Thanks to Eric for covering yesterday. Much like we do with Space City Weather, he and I will split duties, though I’ll spearhead most of this site, as he does with Space City Weather. Today we’ll discuss more about why the GFS model is probably getting the day 10+ range wrong. We’ll also tackle part 3 of our seasonal outlook which discusses water temperatures in the Atlantic.
One-sentence summary
The tropics are quiet, and we continue to believe that what is shown on the GFS model late in its forecast period is not a serious concern.
Happening now: Not too much!
All is quiet across the tropics this morning with no disturbances of note.
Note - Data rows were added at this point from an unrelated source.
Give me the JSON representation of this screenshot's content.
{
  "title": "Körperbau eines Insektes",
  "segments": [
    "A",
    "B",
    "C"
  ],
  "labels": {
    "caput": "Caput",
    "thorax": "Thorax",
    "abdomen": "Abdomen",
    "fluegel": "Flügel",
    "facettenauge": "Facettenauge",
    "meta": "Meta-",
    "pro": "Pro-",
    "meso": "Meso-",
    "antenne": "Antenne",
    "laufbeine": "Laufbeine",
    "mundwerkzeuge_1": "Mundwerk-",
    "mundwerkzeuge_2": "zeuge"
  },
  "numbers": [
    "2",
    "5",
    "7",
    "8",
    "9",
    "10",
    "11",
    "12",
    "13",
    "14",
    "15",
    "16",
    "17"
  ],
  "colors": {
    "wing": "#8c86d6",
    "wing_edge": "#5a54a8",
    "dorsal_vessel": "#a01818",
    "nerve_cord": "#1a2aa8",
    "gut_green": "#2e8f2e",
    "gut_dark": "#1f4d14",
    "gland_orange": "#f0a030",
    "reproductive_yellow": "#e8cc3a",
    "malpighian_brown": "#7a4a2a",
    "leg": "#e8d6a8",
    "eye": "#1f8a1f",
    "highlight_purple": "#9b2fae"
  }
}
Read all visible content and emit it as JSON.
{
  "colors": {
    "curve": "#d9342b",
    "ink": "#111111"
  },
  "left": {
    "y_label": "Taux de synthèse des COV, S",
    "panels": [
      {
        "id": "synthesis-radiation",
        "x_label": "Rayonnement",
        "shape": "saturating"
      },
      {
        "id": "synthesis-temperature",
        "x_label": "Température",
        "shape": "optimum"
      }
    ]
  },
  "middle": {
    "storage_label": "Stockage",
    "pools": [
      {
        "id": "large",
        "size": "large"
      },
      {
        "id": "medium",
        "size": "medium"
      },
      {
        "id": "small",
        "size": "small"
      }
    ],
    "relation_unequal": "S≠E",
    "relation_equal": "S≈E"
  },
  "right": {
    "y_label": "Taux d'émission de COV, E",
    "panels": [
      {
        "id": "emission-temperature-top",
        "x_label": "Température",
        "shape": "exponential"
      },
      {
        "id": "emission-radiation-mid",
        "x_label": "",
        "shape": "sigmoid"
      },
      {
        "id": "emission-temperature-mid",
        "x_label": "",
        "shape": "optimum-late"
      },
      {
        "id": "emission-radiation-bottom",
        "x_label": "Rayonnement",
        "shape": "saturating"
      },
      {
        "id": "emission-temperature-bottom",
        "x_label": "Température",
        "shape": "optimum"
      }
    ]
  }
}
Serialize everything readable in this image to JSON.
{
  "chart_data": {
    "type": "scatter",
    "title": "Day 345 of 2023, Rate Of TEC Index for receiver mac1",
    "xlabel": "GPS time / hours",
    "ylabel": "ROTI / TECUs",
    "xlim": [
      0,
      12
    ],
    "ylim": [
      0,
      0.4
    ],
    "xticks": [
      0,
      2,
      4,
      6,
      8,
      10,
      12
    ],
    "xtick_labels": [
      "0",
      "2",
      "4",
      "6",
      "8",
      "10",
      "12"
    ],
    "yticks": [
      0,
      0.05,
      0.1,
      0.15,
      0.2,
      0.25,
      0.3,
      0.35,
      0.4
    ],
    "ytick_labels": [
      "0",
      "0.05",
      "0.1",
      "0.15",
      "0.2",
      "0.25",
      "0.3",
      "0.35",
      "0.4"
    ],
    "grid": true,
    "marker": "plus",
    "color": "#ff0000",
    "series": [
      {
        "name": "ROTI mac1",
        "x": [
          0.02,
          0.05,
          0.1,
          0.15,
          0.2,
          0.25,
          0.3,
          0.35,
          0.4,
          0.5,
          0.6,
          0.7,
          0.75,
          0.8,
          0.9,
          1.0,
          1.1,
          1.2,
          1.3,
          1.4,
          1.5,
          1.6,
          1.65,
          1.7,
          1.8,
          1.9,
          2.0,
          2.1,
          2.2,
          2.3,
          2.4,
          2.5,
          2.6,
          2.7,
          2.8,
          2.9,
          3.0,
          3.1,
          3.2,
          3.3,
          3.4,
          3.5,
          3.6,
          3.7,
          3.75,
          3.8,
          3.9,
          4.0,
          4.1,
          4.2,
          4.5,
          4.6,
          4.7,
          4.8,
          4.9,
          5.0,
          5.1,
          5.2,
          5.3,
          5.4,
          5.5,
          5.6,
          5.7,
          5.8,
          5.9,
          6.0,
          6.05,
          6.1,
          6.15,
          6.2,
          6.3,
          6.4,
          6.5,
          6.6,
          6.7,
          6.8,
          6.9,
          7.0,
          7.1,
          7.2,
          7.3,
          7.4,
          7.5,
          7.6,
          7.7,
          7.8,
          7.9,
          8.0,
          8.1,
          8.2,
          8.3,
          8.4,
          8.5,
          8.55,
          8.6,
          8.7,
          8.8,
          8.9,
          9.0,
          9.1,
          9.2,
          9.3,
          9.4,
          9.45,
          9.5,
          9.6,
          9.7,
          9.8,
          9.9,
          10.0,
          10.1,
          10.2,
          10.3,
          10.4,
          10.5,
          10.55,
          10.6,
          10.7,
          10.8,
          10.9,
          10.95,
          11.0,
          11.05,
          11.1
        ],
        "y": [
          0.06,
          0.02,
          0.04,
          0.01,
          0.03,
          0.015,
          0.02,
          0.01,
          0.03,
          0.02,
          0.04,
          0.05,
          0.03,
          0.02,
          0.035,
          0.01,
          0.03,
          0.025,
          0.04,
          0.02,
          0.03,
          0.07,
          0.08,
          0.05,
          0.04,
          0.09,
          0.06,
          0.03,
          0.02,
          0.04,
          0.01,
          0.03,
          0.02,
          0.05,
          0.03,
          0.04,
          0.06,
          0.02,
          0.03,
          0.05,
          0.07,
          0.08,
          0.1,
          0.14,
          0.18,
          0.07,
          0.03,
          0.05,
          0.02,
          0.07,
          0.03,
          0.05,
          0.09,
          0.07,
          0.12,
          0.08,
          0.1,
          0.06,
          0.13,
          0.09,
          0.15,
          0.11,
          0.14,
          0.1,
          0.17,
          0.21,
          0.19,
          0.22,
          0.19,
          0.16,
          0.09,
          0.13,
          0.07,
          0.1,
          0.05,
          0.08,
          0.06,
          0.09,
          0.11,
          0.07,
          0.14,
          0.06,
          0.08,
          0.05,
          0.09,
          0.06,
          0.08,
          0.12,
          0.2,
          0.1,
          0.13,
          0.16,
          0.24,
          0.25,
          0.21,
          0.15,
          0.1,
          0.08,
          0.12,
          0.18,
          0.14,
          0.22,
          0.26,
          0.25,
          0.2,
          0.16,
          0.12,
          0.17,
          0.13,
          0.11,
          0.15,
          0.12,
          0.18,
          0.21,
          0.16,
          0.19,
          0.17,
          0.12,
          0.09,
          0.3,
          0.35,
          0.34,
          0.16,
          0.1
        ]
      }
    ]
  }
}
The main weather feature right now is an upper low near New England that has been responsible for directing Canadian wildfire smoke into the East.
While this is not directly related to tropical weather, it was noteworthy to watch the squashing of fair weather clouds as smoke moved into some locations in the Northeast. Reminiscent of how Saharan dust can help inhibit tropical systems. We’ll touch more on the dust situation next week.
The medium range (days 6-10): Nothing yet
We continue to see quiet conditions likely to continue through about day 10, so there is not much to discuss here.
Fantasyland (beyond day 10): The GFS is probably still wrong
We’ve talked about this for a few days now, but we also know that when something shows something adverse consistently, it can spark some concerns. Despite the fact that the GFS operational model has shown a substantial storm for multiple straight runs in the day 12 to 16 timeframe, we remain fairly convicted that it’s really nothing to worry over. Besides the fact that the GFS frequently gravitates toward “scareicanes” in the Gulf this time of year, Eric also touched on the ensembles not supporting it yesterday. That remains true today.
Operational model runs are really just that: One run of one model. It’s deterministic. This is what the model thinks is going to happen, and that’s that. Ensemble guidance is much more nuanced. You take those models, like the GFS or ECMWF (the Euro) and run it 30 to 50 different times with tweaks to how the model is initialized, the starting point that it bases the rest of the forecast on. By doing this, you get a more realistic set of possible outcomes than just what one deterministic model shows. And in the case of this rogue GFS model storm, the ensemble guidance offers little additional support for something like the operational model shows. And the European model? It shows nothing at all.
That said, there’s good reason to think that something may be afoot late. I touched on this a little back on Monday. But the overall background pattern is going to become a bit more supportive for rising air in the Atlantic.
Couple that with an upper level pattern that shows a mean trough (dip in the jet stream) over the Southeast, eastern Gulf, and western Caribbean, and that argues that, broadly, we look more favorable for tropical development toward the final 7 to 10 days of June. But probably not like what the GFS operational model is showing at the moment. We’ll see if this can roll forward as we move into next week.
The 2023 seasonal outlook Part 3: Atlantic Ocean water temperatures
On Tuesday we discussed what the outlooks were for the 2023 Atlantic hurricane season. Yesterday we broke down El Niño. Today, let’s look at the Atlantic Ocean. With the exception of the northeast Gulf of Mexico, the area off the immediate Southeast and Mid Atlantic coasts, and a chunk of the subtropical Atlantic, the entire basin is running hot, with widespread water temperature anomalies that are above normal.
As Michael Lowry pointed out in his (always excellent) daily tropical newsletter yesterday, the eastern portion of the Atlantic is at its warmest levels on record for this time of year, and it is not really even close. Obviously, this is important. But just how important? If you look at page 9 of Colorado State University’s seasonal hurricane outlook from this month, you’ll find that eastern Atlantic SSTs have a nearly 0.6 correlation to seasonal accumulated cyclone energy (ACE). In simple terms: A warm eastern Atlantic this time of year typically produces active hurricane seasons.
It’s tough to find a true analog to this year though because a.) this is the record warmest and b.) no previous upper-end warm eastern Atlantic basin temperatures coincided with an El Niño event in the Pacific. But, looking at the Atlantic in a box, if you took the five warmest years outlined in CSU’s forecast behind 2023, you averaged 23 named storms. Big yikes. Compare this to what we said about El Niño yesterday, which averaged 9 storms. Those goalposts are wide enough for <insert the name of a football kicker who has undoubtedly made you angry at some point> to never miss. No one ever got into weather forecasting because it was easy.
So El Niño implies a weak hurricane season, while the current water temperature situation in the Atlantic implies an extremely active season. This is a tug of war and a half, and one of the most fascinating seasonal forecasting challenges I’ve ever seen. Tomorrow we’ll talk about some risks and tie a ribbon on all this.